As Link delved into the manuscripts, he changed his mind but usually did not try to rewrite his books. The one exception was Woodrow Wilson: Revolution, War, and Peace (1979) (a revision of Wilson the Diplomatist). Link softened his criticism of Wilson's responses to the Mexican Revolution and German submarine warfare and also gave Wilson higher marks than before as a war leader and articulator of war aims in the Fourteen Points. Link had previously stated that Wilson would have taken the same unbending stand against ratification of the Versailles Treaty with Henry Cabot Lodge's reservations if he had enjoyed perfect health.
In Link's revision, he stressed Wilson's deteriorating cardiovascular condition and massive stroke. His medical deterioration made it hard for Wilson to compromise with Lodge and caused, in part, Wilson's earlier actions at the Versailles Peace Conference and his dealings with the US Senate over the treaty. Link incorporated his new ideas in elaborate notes in his edition of the Papers. The book is an attempt at a refutation of George F. Kennan's American Diplomacy (1951).
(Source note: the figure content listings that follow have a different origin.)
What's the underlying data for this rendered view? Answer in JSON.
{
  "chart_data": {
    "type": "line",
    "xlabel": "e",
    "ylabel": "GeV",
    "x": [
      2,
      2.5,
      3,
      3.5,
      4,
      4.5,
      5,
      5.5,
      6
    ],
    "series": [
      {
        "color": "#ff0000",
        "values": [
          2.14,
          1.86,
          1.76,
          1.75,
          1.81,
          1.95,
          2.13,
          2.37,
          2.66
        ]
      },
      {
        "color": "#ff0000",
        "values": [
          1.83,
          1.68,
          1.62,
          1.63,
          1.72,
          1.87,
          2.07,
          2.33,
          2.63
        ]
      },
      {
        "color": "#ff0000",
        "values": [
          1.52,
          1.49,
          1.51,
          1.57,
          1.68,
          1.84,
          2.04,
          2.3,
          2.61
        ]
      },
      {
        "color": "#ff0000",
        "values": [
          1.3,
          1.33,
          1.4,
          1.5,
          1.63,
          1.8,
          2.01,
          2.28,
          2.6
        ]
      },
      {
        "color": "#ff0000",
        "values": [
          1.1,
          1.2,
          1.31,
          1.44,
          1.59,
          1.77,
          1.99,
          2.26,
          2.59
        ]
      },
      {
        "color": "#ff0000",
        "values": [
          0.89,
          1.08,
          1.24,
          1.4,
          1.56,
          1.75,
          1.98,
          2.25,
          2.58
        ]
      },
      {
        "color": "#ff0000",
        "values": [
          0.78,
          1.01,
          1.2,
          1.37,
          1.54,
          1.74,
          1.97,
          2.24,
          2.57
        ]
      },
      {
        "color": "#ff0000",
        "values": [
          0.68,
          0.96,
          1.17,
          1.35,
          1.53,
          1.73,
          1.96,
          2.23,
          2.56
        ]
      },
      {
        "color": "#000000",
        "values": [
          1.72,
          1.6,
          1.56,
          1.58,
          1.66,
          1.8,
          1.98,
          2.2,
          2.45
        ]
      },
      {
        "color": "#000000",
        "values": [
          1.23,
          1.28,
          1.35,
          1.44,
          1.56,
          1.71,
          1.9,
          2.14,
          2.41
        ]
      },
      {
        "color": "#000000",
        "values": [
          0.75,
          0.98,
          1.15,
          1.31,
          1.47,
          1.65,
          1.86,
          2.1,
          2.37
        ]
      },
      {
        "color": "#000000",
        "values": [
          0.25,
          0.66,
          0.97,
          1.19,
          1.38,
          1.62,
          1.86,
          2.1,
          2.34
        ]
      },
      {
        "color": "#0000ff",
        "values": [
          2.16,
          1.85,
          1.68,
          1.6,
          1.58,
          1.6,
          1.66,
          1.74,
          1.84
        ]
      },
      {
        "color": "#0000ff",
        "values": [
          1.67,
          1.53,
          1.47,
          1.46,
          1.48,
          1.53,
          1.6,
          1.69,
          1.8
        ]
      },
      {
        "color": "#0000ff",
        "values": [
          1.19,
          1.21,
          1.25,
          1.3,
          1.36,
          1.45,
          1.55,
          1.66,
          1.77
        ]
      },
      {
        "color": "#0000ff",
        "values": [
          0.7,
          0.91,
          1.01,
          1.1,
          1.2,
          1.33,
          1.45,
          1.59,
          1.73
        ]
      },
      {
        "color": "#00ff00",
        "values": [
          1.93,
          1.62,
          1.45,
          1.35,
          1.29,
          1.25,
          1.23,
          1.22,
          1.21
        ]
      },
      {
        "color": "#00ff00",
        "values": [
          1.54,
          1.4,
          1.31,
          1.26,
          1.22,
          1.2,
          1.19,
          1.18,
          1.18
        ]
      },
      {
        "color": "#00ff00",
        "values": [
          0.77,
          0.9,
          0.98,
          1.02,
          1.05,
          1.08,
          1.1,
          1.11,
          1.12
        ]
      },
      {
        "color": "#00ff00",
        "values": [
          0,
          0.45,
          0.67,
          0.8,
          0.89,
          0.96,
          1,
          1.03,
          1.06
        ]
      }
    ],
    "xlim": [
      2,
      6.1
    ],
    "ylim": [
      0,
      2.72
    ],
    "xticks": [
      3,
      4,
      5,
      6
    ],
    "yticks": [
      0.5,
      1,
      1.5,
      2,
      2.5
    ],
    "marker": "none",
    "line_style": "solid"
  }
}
Link taught at Northwestern University (1949-60) and Princeton University (1945-1949 and 1958-92). He directed numerous PhD dissertations, including those of William Harbaugh (who worked on Theodore Roosevelt) and Gerald Grob (who studied mental health). His relations with his colleagues at Princeton were sometimes strained, as with Eric F. Goldman. At one point, Link was attacked by some scholars for his medical interpretation of Wilson, and Princeton University and the funding agencies seemed unsupportive, which caused the long relationship to end on a sour note in 1949.
Princeton did not eagerly invite his return in 1958, but the Woodrow Wilson Foundation insisted on it as a condition for financing The Papers of Woodrow Wilson.
"Day after day, year after year since 1958, Mr. Link would rise at 5:30 in the morning and search for, read and assess hundreds of thousands of documents that would eventually fill the volumes that Princeton University Press published at $65 each. Princeton has sold almost 100,000 of them, an extraordinary number for this sort of work. At his desk, the same one that Wilson had used when he was president of Princeton, Professor Link wrote each of the long footnotes that explained the context of a particular letter or document, linking it to material that came before or would come later."
Link was distant from the administration and faculty but enjoyed working with undergraduates. His star pupil at Princeton University was Bill Bradley and at Northwestern University was George McGovern, who wrote labor history and was supported by Link during his 1972 Democratic candidate for president. Future Princeton, New Jersey mayor Phyllis Marchand, who worked for him as an indexer, noted that he rejected the idea of using computers and preferred index cards and a typewriter.
Link served as president of the American Historical Association, the Organization of American Historians, and the Southern Historical Association. In 1958-1958, he served as the Harold Vyvyan Harmsworth Professor of American History at Oxford University. He published 30 books, including history textbooks, and was the recipient of numerous awards, including 10 honorary degrees and two Bancroft Prizes. An active Presbyterian, he served as vice-president of the National Council of Churches of Christ in America. When not doing history, he enjoyed reading and rereading the novels of Anthony Trollope.
He married Margaret Douglas Link (d. 1996) in 1945; they had four children, William A. Link (a historian), Dr. A. Stanley Link Jr. of Winston-Salem, N.C., and James Douglas Link of Flemington, N.J.; a daughter, Margaret Link Weil of Chapel Hill, N.C.; and four grandchildren.